Extremely Active 2017 Hurricane Season Predicted


Hurricanes and Power Outages

Catherine Boeckmann
Hurricane Season

The 2017 hurricane forecast just got updated—and NOAA predicts “an extremely active storm season,” which could be the most active since 2010. See the forecast and how you are affected—and start preparing BEFORE you experience power outages.

Updated Hurricane Forecast from Colorado State University

The Atlantic hurricane season, which runs through November 30, is starting to heat up.

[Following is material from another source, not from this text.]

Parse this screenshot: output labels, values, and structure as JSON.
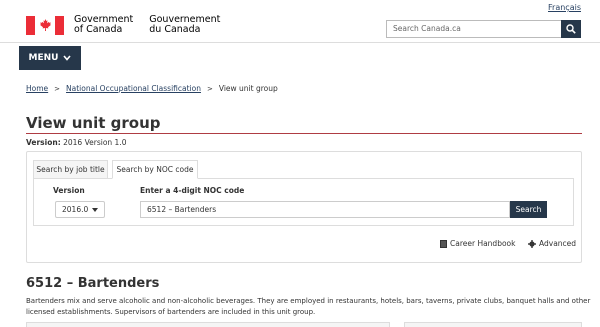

The U.S. could be hit by one of the busiest storm seasons in years. The forecast by longtime hurricane experts at Colorado State University’s Department of Atmospheric Science predicts an above-average season—and they just updated their forecast in August to include an increase in activity to 16 named storms, eight hurricanes, and three major hurricanes this season. See more 2017 hurricane forecast details. Three of the eight hurricanes are forecast to be Category 3 or stronger on the Saffir-Simpson Hurricane Wind Scale. These storms have wind speeds of at least 111 miles per hour, capable of causing what the National Hurricane Center describes as devastating damage.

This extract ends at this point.